Normalmente as pessoas resenham um álbum assim que ele é lançado. Mas algo de estranho acontece com McCartney: as pessoas elogiam seus discos durante o lançamento enquanto detonam o anterior, e esse processo segue infinitamente: a obvra elogiada hoje é detonada amanhã. Talvez a música de McCartney pareça biodegradável, não sei; por via das dúvidas, resolvi só publicar este texto pelo menos um ano depois do lançamento do disco.

Que a capa tenebrosa, provavelmente a pior de McCartney em quase meio século de carreira, não sirva de prelúdio ao conteúdo do disco: Memory Almost Full é um excelente álbum.

É curioso notar que, do ponto de vista do conjunto, Chaos and Creation é um disco melhor. É mais coeso, é claramente um álbum concebido como uma entidade única e orgânica. Mas Memory Almost Full tem uma vantagem nada desprezível: é um disco com melhores canções pop.

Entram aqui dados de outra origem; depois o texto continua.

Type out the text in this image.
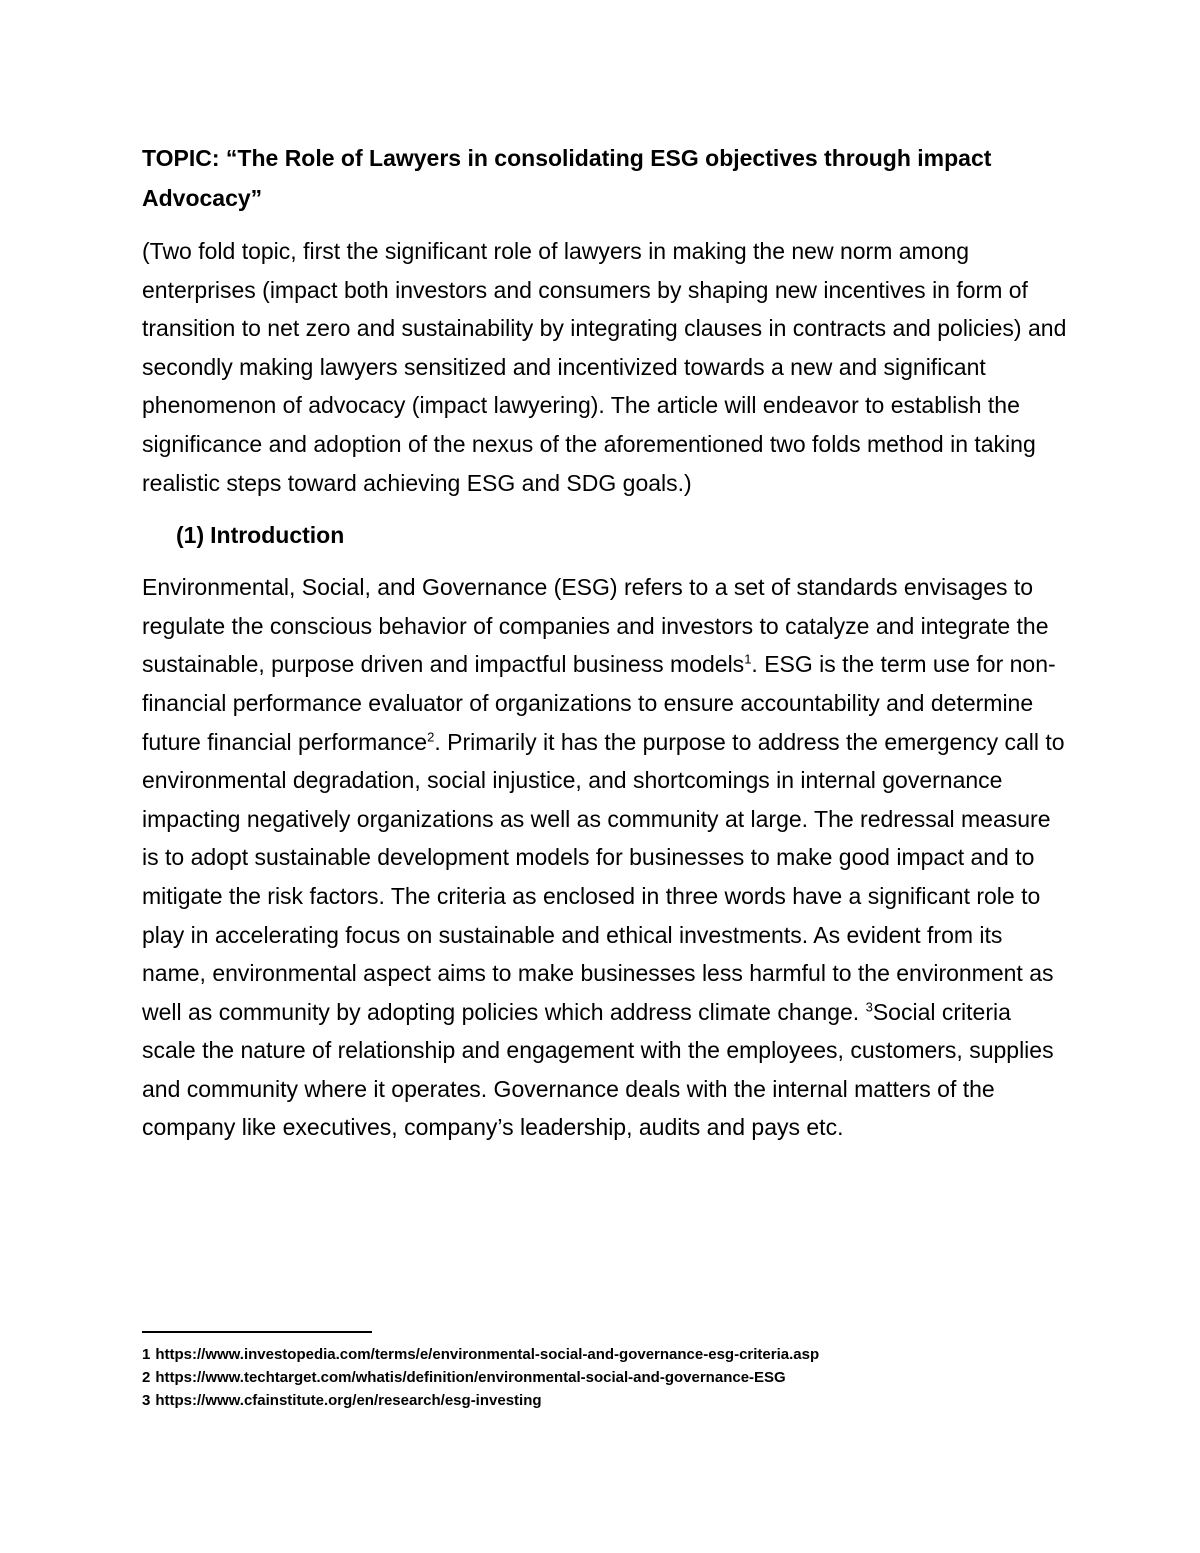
TOPIC: “The Role of Lawyers in consolidating ESG objectives through impact
Advocacy”

(Two fold topic, first the significant role of lawyers in making the new norm among enterprises (impact both investors and consumers by shaping new incentives in form of transition to net zero and sustainability by integrating clauses in contracts and policies) and secondly making lawyers sensitized and incentivized towards a new and significant phenomenon of advocacy (impact lawyering). The article will endeavor to establish the significance and adoption of the nexus of the aforementioned two folds method in taking realistic steps toward achieving ESG and SDG goals.)

(1) Introduction

Environmental, Social, and Governance (ESG) refers to a set of standards envisages to regulate the conscious behavior of companies and investors to catalyze and integrate the sustainable, purpose driven and impactful business models$^1$. ESG is the term use for non-financial performance evaluator of organizations to ensure accountability and determine future financial performance$^2$. Primarily it has the purpose to address the emergency call to environmental degradation, social injustice, and shortcomings in internal governance impacting negatively organizations as well as community at large. The redressal measure is to adopt sustainable development models for businesses to make good impact and to mitigate the risk factors. The criteria as enclosed in three words have a significant role to play in accelerating focus on sustainable and ethical investments. As evident from its name, environmental aspect aims to make businesses less harmful to the environment as well as community by adopting policies which address climate change. $^3$Social criteria scale the nature of relationship and engagement with the employees, customers, supplies and community where it operates. Governance deals with the internal matters of the company like executives, company’s leadership, audits and pays etc.

1 https://www.investopedia.com/terms/e/environmental-social-and-governance-esg-criteria.asp

2 https://www.techtarget.com/whatis/definition/environmental-social-and-governance-ESG

3 https://www.cfainstitute.org/en/research/esg-investing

Aqui se vê de volta o bom e velho Paul McCartney, com ecos dos Wings e uma capacidade de criar boas melodias que parecia perdida quando ele entrou em sua sétima década de vida.

O mais interessante é que, de repente, as letras de McCartney passaram a ser pessoais. É impossível ouvir o disco e deixar de pensar que algumas das faixas são respostas à crise por que ele passou nos últimos anos.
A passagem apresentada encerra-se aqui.